Стрелы королевы - Лэки Мерседес. Страница 27
В конце недели Герольд Терен провел с ними последнее занятие и распустил, но, когда остальные вереницей потянулись к двери, попросил Тэлию задержаться. Сама того не замечая, девочка тут же напряглась; нервно покусывая заусенец на пальце, она ждала, когда Терен скажет, зачем ему нужно поговорить с ней, и ее напускное спокойствие таяло на глазах. Она украдкой следила за облокотившимся на стол учителем, стараясь не встречаться с ним глазами. Терен выглядел обеспокоенным и даже расстроенным, а опыт Тэлии говорил, что такое выражение на лице взрослого сулит неприятности.

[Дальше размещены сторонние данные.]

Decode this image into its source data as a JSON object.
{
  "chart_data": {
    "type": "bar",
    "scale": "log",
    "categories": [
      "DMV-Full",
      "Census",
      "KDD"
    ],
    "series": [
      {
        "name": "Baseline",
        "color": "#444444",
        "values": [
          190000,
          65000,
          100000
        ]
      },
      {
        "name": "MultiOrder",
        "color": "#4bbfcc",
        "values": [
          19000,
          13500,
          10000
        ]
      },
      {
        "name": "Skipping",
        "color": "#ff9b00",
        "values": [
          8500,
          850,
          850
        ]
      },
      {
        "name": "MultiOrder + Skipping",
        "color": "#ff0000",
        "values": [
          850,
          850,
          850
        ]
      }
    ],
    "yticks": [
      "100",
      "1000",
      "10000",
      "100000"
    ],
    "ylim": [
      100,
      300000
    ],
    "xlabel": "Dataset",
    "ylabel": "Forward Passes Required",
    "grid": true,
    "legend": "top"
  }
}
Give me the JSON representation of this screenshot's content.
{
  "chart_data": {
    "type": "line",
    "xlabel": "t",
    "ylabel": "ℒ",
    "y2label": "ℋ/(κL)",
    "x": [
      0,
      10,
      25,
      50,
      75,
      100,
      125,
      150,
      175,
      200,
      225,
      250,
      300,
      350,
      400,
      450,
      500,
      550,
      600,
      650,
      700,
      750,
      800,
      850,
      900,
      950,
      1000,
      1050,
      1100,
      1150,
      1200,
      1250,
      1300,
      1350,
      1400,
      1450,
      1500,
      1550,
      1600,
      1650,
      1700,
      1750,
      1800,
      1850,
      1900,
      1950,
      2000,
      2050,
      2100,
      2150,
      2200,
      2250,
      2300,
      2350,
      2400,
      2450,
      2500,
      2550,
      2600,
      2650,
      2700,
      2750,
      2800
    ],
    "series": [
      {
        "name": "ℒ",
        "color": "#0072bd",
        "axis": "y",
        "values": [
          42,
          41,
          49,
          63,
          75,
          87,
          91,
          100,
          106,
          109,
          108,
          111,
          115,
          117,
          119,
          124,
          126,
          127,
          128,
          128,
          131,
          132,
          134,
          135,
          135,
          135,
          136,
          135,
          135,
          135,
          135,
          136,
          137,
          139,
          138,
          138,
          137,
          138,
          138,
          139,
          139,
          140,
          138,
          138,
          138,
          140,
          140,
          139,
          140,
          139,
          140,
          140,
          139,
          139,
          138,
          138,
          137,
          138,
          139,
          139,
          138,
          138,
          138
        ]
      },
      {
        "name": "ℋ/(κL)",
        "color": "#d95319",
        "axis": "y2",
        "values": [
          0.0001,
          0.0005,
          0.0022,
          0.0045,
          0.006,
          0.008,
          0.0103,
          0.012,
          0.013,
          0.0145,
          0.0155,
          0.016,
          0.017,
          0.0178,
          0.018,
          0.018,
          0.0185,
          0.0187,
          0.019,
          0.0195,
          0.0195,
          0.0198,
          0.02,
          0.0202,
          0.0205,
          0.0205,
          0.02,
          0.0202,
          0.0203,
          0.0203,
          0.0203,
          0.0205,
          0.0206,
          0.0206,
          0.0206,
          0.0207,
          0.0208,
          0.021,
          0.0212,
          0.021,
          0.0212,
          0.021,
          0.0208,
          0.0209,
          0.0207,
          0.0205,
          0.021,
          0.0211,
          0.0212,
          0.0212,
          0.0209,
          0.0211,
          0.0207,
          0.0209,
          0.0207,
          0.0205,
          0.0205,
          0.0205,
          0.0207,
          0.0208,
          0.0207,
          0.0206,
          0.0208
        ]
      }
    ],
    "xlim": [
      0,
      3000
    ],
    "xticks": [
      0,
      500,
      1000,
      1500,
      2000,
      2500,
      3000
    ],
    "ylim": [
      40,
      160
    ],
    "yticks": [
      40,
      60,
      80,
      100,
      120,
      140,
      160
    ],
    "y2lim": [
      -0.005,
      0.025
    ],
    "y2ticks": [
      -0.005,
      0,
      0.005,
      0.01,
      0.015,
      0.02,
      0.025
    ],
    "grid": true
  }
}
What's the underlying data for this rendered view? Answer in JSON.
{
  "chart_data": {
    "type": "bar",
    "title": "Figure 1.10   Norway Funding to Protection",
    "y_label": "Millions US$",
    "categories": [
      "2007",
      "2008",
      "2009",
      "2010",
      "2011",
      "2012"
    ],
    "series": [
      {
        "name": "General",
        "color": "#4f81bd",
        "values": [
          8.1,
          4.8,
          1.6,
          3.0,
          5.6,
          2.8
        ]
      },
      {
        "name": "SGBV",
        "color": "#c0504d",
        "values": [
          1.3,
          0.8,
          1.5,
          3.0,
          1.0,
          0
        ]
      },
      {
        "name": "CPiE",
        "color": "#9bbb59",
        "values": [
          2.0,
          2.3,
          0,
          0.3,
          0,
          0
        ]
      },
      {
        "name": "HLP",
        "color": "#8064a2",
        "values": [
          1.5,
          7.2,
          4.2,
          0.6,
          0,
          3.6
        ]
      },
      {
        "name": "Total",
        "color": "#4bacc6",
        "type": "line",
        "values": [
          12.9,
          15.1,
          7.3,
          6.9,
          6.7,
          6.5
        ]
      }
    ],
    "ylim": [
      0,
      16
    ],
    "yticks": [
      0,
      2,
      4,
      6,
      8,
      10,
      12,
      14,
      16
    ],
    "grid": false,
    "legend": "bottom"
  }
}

У Терена на душе кошки скребли: он знал, что у этого бедного, растерянного ребенка, пытающегося освоиться с Коллегией и со своей новой ролью, и без того более чем хватало проблем, а теперь на него свалились еще и семейные неприятности. Герольд мысленно проклял жестокость людей, которые смогли послать такое письмо — холодно рассчитанное, чтобы разрушить то хрупкое душевное равновесие, которого с большим трудом добилась девочка.
— Тэлия… — начал он и осекся, увидев, как девочка вздрогнула при звуке его голоса — в таком напряжении она находилась. — Детка, ты не пугайся… просто у меня есть для тебя довольно неприятная новость, и я думал, что тебе лучше ее узнать, когда мы останемся с глазу на глаз. Мы получили известие от твоих родных.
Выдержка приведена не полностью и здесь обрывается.